Diary of a Body
After a traumatic experience as a Boy Scout while camping in 1936 in which he felt that his body seriously let him down, the 12-year-old unnamed narrator living in southern France decides to keep a record, a diary of his own body and how he and it react to the various circumstances and challenges he faces – the weakness, strength and adaptability of his own body. The book is this diary, starting in 1936, which the narrator has annotated and contextualised for the benefit of his daughter Lison, who receives the diary after her father’s death. The narrator’s own father dies, from injuries sustained in The Great War, some years before the start of the journal, and the young boy misses his companionship and support, which he does not receive from his seemingly abrupt and unsympathetic mother. Many of his behavioural quirks (such as a fear of mirrors) can be explained by this sustained grief.
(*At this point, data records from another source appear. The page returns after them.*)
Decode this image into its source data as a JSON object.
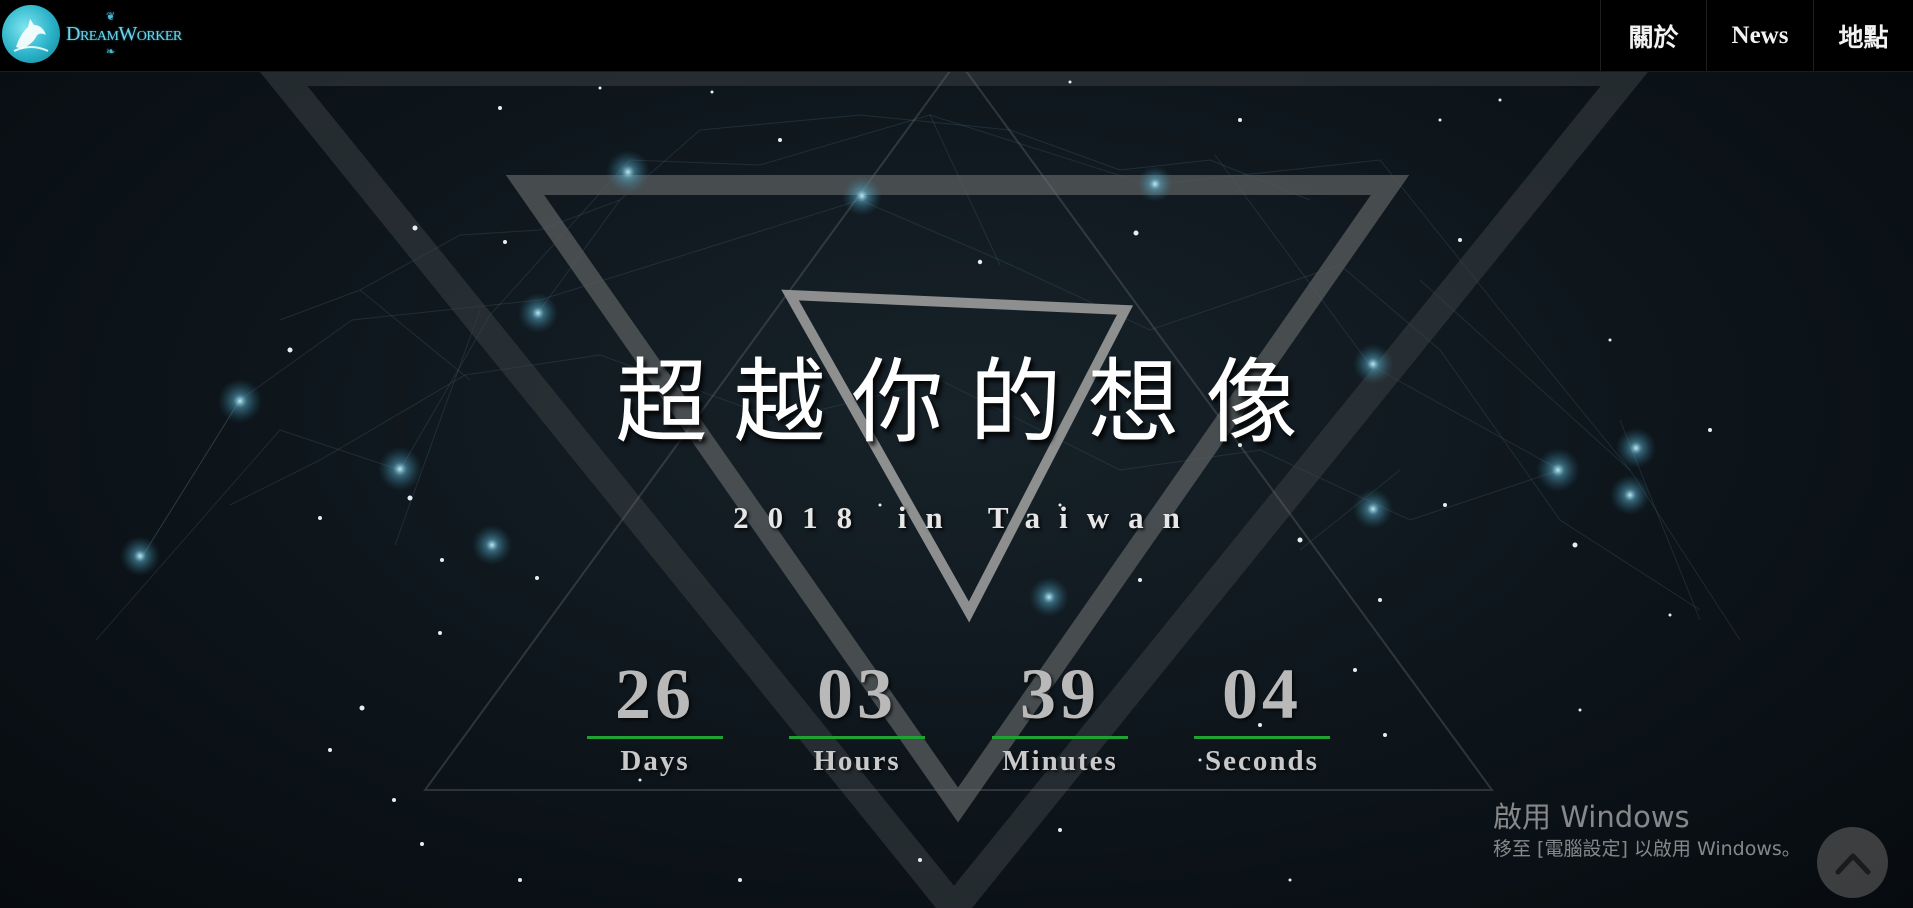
{
  "header": {
    "logo_text": "DreamWorker",
    "nav": [
      {
        "label": "關於"
      },
      {
        "label": "News"
      },
      {
        "label": "地點"
      }
    ]
  },
  "hero": {
    "title": "超越你的想像",
    "subtitle": "2018 in Taiwan"
  },
  "countdown": {
    "units": [
      {
        "value": "26",
        "label": "Days"
      },
      {
        "value": "03",
        "label": "Hours"
      },
      {
        "value": "39",
        "label": "Minutes"
      },
      {
        "value": "04",
        "label": "Seconds"
      }
    ],
    "accent_color": "#1fa233"
  },
  "windows_watermark": {
    "title": "啟用 Windows",
    "subtitle": "移至 [電腦設定] 以啟用 Windows。"
  },
  "scroll_top": {
    "icon": "chevron-up-icon"
  }
}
Like much good historical fiction, our narrator lives through momentous events such as the German occupation of France in the Second World War without constantly referring to or seemingly influenced by the conflict around him. He only starts working for the Resistance by accident towards the end of the conflict. In their candid nature, the diaries are rather like Rousseau’s Confessions. But as they are essentially a record of the narrator’s body – its defects, abilities and all the things that happen to it, the focus of the story is necessarily narrow and at times appears to be just a record of events and feelings rather than a joined-up and engaging tale. As the narrator ages, things start to go wrong with his body, and the challenges of his mortality face him, and it was only in the last third of the book did I begin to fully engage with the narrator and his circumstances.